Compare dos DIU de cobre: Mona Lisa NT Cu380 Mini y ParaGard
19 de septiembre de 2024 actualizado por: FHI 360
Un ensayo clínico aleatorizado, simple ciego, multicéntrico para comparar dos DIU de cobre: Mona Lisa NT Cu380 Mini y ParaGard
Este será un ensayo clínico aleatorizado, ciego para los participantes y en múltiples sitios.
Los investigadores aleatorizarán a 1000 participantes elegibles en una proporción de 4:1 a dos DIU de cobre diferentes: 800 a Mona Lisa NT Cu380 Mini y 200 a ParaGard.
Descripción general del estudio
Estado
Terminado
Condiciones
Intervención / Tratamiento
Descripción detallada
Se espera que la duración total del estudio para cada participante sea de aproximadamente 39 meses: incluida la selección y la inscripción (hasta 30 días para cumplir con los criterios de inscripción), 37 meses de participación y una llamada telefónica de seguimiento posterior a la extracción 17 días después de la eliminación. Después de la inscripción, las visitas de los sujetos ocurren a las 6 semanas, 3 meses, 6 meses, 12 meses, 24 meses, con llamadas telefónicas a los 9, 18 y 30 meses y se les vuelve a ver a los 37 meses para su visita final. Los sujetos utilizarán una prueba de embarazo en el hogar 17 días después de la extracción del DIU o de los procedimientos de visita de salida, lo que ocurra primero, y serán llamados por el centro para conocer el resultado y realizar un seguimiento de seguridad.

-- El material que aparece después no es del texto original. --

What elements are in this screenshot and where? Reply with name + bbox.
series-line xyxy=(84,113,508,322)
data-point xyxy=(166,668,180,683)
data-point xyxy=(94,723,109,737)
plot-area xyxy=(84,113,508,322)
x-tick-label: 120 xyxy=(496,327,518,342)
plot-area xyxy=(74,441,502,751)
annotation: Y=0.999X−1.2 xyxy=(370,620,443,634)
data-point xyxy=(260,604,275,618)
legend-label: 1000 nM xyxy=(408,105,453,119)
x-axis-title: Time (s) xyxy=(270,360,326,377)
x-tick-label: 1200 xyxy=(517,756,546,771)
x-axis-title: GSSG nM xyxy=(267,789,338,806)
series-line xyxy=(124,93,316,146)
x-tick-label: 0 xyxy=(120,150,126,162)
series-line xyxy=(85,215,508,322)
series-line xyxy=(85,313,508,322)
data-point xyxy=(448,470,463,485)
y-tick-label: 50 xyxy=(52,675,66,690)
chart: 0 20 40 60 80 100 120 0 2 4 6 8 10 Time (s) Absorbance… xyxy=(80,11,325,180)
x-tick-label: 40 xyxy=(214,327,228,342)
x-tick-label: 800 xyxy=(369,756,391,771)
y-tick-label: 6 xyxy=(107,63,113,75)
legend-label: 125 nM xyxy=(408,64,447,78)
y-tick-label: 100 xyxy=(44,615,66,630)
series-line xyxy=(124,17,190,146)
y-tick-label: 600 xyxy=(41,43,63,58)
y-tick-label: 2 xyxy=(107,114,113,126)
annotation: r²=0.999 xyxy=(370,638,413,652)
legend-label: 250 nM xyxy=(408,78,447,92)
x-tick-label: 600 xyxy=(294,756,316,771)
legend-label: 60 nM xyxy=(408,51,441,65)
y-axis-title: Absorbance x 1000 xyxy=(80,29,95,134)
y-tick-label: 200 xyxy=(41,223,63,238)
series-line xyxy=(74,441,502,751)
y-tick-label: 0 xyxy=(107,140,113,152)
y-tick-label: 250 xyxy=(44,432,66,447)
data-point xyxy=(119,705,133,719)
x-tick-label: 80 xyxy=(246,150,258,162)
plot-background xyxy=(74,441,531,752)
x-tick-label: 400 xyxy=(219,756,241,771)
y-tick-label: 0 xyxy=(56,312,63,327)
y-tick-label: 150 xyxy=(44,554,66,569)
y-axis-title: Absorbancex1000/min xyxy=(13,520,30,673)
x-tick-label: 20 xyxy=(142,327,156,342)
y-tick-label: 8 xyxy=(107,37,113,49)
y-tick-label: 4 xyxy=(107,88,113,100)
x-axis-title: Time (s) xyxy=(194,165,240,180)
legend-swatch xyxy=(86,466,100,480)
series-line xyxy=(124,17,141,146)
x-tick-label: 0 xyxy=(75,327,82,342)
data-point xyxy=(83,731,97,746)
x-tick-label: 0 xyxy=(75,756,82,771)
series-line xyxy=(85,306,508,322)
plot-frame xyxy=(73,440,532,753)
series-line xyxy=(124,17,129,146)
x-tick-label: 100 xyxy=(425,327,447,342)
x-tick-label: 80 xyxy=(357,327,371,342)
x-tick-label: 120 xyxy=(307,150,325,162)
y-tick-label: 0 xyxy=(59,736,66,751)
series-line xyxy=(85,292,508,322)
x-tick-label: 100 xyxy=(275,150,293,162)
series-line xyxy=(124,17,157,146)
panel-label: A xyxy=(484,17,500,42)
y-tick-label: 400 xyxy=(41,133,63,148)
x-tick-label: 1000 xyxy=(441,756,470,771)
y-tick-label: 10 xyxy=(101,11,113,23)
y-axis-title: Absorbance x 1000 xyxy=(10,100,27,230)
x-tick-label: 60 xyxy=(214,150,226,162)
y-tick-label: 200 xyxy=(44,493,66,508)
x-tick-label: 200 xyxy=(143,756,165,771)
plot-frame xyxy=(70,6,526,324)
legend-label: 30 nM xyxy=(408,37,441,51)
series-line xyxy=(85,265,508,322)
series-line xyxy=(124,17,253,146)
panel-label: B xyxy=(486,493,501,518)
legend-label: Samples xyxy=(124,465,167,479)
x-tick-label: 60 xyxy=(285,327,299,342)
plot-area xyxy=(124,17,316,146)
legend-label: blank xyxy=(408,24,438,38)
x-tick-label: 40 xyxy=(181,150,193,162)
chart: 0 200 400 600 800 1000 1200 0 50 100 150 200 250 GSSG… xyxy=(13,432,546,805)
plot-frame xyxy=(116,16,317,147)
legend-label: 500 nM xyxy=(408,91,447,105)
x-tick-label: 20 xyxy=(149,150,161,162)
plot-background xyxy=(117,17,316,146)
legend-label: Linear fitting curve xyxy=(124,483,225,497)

Se espera que el reclutamiento de sujetos comience en el segundo trimestre de 2017 y se prevé que continúe hasta el segundo trimestre de 2018. Sin embargo, si la tasa de inscripción disminuye, el período de inscripción puede extenderse más allá de esta fecha. Si se cumple este plazo de inscripción, todos los sujetos deberían terminar el tratamiento activo aproximadamente a fines del segundo trimestre de 2021. La duración total del estudio será de aproximadamente 48 meses para cada centro de estudio, incluidas las actividades previas y posteriores al ensayo. El final del estudio ocurrirá cuando el último sujeto en ser inscrito haya completado su llamada telefónica de prueba de embarazo posterior a la eliminación.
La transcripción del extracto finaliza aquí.